Assistant Secretary of Health and Human Services for Planning and Evaluation
- In office 2014–2016
- President: Barack Obama
- Preceded by: Sherry Glied
- Succeeded by: Stephen T. Parente

Personal details
- Born: Richard Gabriel Frank
- Education: Bard College (BA) Boston University (PhD)

= Richard G. Frank =

American academic

Richard G. Frank is an American healthcare economist and academic working as the Margaret T. Morris Professor of Health Economics in the Department of Health Care Policy at Harvard Medical School.

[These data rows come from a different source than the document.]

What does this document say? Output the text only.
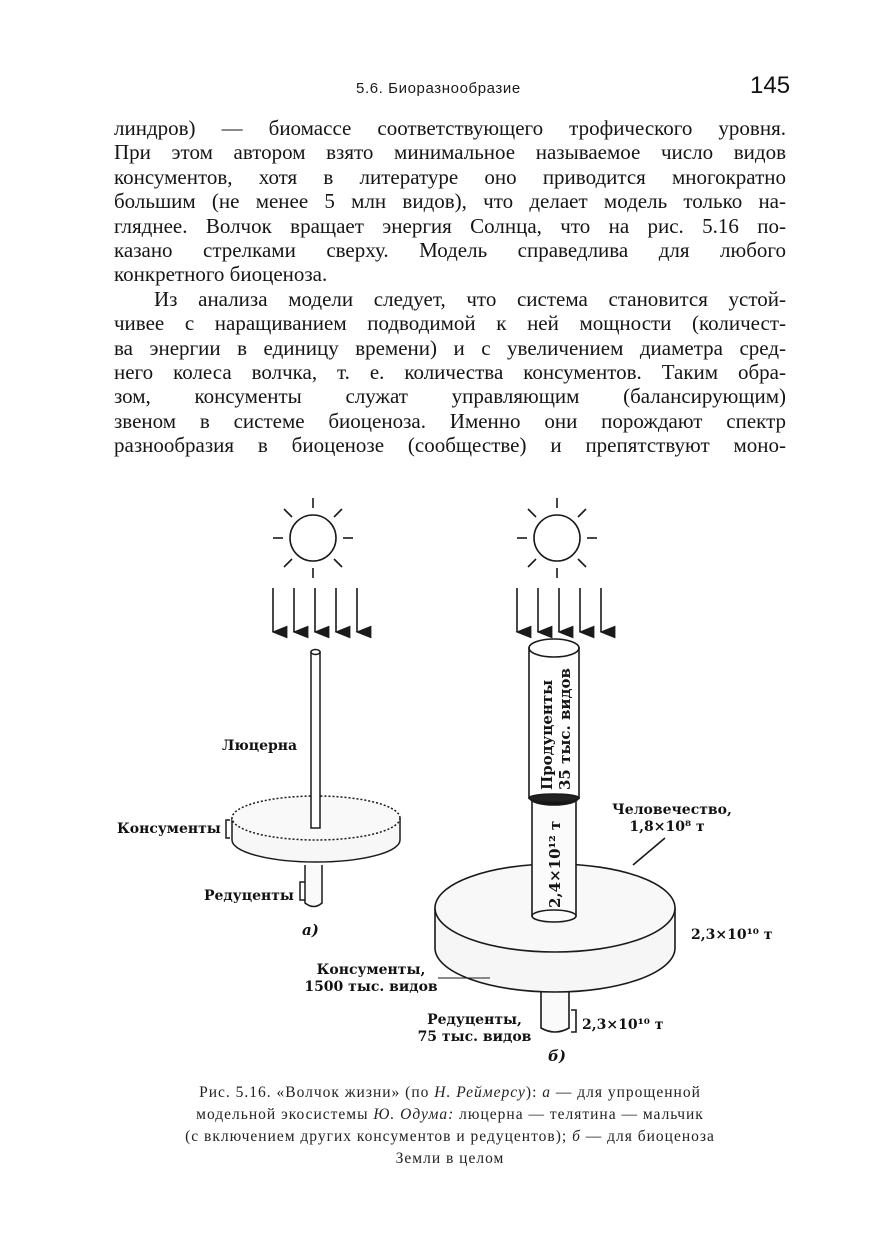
5.6. Биоразнообразие	145
линдров) — биомассе соответствующего трофического уровня.
При этом автором взято минимальное называемое число видов
консументов, хотя в литературе оно приводится многократно
большим (не менее 5 млн видов), что делает модель только на-
гляднее. Волчок вращает энергия Солнца, что на рис. 5.16 по-
казано стрелками сверху. Модель справедлива для любого
конкретного биоценоза.
Из анализа модели следует, что система становится устой-
чивее с наращиванием подводимой к ней мощности (количест-
ва энергии в единицу времени) и с увеличением диаметра сред-
него колеса волчка, т. е. количества консументов. Таким обра-
зом, консументы служат управляющим (балансирующим)
звеном в системе биоценоза. Именно они порождают спектр
разнообразия в биоценозе (сообществе) и препятствуют моно-
Люцерна
Консументы
Редуценты
а)
Продуценты 35 тыс. видов
2,4×10¹² т
Человечество,
1,8×10⁸ т
2,3×10¹⁰ т
Консументы,
1500 тыс. видов
Редуценты,
75 тыс. видов
2,3×10¹⁰ т
б)
Рис. 5.16. «Волчок жизни» (по Н. Реймерсу): а — для упрощенной
модельной экосистемы Ю. Одума: люцерна — телятина — мальчик
(с включением других консументов и редуцентов); б — для биоценоза
Земли в целом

He was previously assistant secretary of health and human services for planning and evaluation from 2014 to 2016.

== Education ==
Frank earned a Bachelor of Arts degree in economics from Bard College and a PhD in economics from Boston University.

== Career ==
Prior to assuming his position at Harvard Medical School, Frank was the deputy assistant secretary for planning and evaluation at the United States Department of Health and Human Services, responsible for managing the Office of Disability, Aging and Long-Term Care Policy. From 2013 to 2014, he was a special advisor to the secretary of health and human services, Kathleen Sebelius. Frank was appointed to as assistant secretary of health and human services for planning and evaluation in 2014, succeeding Sherry Glied. He also worked as the editor of the Journal of Health Economics from 2005 to 2014.